Yesterday, I was lucky enough to go swimming in Jamaica. The sea water was gorgeously warm, the waves big enough to jump over and swim under and enjoy. What was not so good was the amount of plastic debris in the water, becoming part of the sandy seafloor and washed up on the beach. That’s not a new story for many people, but it was a new story for some of the people I was swimming with, and it made me think a bit more about plastic pollution in our shallow waters and on the beaches.

 80% of floating plastic waste drifts no more than 10km from the coast 

While most models have suggested that the majority of plastics end up in mid-ocean gyres (such as the Great Pacific Garbage Patch), a new study from Germany suggests that actually most of the plastic does not end up in these far offshore places, and that about 80% of floating plastic waste drifts no more than 10km from the coast. They also suggest that between one third and virtually all the plastic washed into the sea will become stranded on our beaches and shores. 

This can be seen by divers in so many places around the world. One study by the University of Tasmania showed that beaches in the Cocos (Keeling) Islands contain an estimated 414 million pieces of plastic debris. This equates to 238 tons of plastic, which included 373,000 toothbrushes and 977,000 shoes. In the Caribbean, clean-ups over 2006-2012 removed 3,990,120 pieces of plastic debris from coastal and underwater sites. 

In the Galapagos, at San Cristobal, more than 400 plastic particles were found per square metre of beach, including within marine invertebrates such as barnacles and sea urchins. On the south-west coast of Ascension Island, 7,000 pieces of plastic were removed during a recent expedition, with origins as far afield as China, Japan and South Africa. 

The worst, however, is the small and remote Henderson Island (part of the Pitcairn Islands group) in the Pacific Ocean, where researchers have discovered 37.7 million pieces of plastic waste on the beaches. That is about 671 pieces of litter per square metre. Henderson Island is more than 5,000km (3,106 miles) from any major centre of population. The researchers undertaking the survey sadly noted that their figures were probably even an underestimate, as they did not collect any plastics smaller than 2mm and only collected from beaches, not the whole coastline. 

So... there’s no shortage of doom and gloom. But there is some hope. In 2022, the United Nations Environment Assembly adopted a new resolution to end plastic pollution through the development of an international legally binding instrument. The treaty is aiming to address several issues: limiting or eliminating the production of new plastic; developing a recycling industry to address the seven billion tonnes of waste plastic already in circulation, and creating a sustainable circular economy for plastic.  

These are weighty tasks for the committee established to deal with such issues. There will be many challenges balancing the interests of all countries involved – from those for whom plastic production is a major economic source, to those who want strong obligations against dumping of plastic waste. 
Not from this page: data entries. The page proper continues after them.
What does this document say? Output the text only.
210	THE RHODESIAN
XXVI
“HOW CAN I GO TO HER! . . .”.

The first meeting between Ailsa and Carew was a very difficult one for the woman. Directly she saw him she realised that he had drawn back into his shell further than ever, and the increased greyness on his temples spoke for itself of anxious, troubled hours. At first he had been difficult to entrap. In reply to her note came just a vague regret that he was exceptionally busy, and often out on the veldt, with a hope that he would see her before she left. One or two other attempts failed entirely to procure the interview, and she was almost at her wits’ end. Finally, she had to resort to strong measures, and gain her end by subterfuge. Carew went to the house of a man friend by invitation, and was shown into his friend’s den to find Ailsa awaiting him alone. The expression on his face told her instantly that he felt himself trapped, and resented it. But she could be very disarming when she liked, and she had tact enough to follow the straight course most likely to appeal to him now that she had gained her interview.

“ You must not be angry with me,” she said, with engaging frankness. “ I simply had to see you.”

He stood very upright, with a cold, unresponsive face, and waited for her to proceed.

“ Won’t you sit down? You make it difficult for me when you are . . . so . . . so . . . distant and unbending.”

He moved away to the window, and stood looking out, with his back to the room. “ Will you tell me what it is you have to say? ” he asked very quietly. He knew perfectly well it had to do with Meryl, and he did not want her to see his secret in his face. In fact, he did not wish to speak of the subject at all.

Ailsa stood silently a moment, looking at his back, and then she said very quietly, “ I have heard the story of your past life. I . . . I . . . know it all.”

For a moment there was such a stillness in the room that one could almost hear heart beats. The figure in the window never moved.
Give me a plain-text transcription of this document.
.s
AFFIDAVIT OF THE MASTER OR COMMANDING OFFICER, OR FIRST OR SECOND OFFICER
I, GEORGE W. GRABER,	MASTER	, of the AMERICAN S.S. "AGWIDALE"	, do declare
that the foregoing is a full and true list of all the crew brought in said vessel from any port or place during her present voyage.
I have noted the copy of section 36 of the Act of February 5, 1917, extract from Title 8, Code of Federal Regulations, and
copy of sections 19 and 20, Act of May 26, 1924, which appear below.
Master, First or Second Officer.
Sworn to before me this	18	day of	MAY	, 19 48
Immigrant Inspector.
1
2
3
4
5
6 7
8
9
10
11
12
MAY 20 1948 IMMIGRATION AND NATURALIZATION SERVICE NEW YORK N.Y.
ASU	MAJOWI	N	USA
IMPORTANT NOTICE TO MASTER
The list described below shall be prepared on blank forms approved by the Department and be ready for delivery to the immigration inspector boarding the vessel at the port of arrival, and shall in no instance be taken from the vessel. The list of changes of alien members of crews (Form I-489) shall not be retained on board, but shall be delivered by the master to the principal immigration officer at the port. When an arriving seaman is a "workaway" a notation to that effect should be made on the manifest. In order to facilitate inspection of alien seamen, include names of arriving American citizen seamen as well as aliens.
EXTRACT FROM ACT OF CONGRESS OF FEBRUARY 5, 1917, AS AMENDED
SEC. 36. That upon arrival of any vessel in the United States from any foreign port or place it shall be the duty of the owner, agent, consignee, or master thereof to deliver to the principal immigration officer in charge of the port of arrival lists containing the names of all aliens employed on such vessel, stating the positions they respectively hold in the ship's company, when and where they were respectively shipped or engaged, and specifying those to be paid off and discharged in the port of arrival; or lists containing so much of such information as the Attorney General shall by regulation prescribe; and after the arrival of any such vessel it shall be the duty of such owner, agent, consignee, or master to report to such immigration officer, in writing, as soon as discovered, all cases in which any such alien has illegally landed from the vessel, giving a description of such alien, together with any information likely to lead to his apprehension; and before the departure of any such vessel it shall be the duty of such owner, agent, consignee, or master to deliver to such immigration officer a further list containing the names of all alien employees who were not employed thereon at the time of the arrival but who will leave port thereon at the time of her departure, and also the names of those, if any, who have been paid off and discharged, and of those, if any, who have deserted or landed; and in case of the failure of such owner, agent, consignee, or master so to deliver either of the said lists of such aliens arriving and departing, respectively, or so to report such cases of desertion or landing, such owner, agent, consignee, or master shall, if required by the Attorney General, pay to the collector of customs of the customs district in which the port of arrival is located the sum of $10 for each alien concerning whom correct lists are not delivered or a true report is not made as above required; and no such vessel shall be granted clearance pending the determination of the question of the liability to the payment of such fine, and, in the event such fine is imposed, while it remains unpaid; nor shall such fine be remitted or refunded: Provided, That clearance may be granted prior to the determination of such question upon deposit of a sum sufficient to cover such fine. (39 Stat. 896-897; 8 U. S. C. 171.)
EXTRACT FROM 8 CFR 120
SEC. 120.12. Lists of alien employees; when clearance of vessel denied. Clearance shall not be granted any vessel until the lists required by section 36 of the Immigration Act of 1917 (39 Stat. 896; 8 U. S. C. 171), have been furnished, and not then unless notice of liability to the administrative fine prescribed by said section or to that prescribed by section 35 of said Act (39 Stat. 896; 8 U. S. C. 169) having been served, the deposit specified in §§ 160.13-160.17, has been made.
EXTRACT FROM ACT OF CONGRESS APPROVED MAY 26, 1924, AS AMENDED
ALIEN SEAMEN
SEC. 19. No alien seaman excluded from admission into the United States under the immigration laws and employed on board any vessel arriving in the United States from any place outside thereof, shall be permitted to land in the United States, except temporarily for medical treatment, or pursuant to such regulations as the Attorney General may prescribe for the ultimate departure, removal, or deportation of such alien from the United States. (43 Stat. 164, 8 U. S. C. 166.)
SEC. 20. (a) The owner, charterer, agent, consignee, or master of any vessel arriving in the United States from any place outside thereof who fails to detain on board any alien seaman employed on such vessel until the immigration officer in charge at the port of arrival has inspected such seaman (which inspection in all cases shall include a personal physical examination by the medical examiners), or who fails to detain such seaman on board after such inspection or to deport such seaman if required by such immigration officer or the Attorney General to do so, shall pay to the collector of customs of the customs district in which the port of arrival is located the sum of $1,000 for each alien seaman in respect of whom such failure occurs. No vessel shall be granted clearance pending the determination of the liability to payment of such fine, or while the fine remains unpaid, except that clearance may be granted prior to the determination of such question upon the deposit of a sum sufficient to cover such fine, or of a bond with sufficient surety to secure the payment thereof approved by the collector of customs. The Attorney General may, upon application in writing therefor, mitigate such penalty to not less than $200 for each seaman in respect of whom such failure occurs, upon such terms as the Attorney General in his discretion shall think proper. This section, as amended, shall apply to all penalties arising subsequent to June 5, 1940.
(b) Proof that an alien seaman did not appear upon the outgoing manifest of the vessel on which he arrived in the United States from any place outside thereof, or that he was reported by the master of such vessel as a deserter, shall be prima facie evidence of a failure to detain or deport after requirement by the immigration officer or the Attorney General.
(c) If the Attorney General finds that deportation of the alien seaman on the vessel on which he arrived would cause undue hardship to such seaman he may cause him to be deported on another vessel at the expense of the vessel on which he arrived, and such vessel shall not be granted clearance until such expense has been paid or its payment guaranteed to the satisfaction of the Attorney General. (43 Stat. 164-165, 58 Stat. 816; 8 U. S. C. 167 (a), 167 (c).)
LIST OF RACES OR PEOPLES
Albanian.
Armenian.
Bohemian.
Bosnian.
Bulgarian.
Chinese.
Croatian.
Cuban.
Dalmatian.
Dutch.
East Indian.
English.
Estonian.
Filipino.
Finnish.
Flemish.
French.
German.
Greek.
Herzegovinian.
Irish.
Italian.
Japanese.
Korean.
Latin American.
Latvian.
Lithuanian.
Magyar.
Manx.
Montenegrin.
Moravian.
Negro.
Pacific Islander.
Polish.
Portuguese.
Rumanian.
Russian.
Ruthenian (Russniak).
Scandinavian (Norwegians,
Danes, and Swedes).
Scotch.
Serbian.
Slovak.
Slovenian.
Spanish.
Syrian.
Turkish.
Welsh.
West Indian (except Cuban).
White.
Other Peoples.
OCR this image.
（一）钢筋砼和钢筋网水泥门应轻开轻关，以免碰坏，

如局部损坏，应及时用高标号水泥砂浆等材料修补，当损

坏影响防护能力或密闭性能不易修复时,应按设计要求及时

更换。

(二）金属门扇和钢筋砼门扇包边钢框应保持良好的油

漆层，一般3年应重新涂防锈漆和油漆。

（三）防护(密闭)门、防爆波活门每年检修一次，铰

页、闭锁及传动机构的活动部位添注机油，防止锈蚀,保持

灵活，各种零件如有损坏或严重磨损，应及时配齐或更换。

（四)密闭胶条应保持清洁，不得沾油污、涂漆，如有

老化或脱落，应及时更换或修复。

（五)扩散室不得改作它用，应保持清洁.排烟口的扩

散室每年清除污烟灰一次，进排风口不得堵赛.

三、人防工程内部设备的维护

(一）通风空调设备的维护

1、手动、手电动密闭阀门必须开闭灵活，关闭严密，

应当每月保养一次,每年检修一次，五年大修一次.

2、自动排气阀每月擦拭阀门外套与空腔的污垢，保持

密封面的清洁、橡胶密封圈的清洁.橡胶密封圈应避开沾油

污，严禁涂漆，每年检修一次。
Solving the plastic issue is going to be a worldwide problem, and divers will have a voice. They can choose resorts that are engaged in the process, that understand the issues and promote the importance of sustainability to their customers. Divers can bring trash out of the water, as so many do who will be reading this, to make sure that is it disposed of correctly. And equally importantly, divers can simply act sustainably themselves, choosing not to use single use plastics and showing leadership to the marine communities about their choices.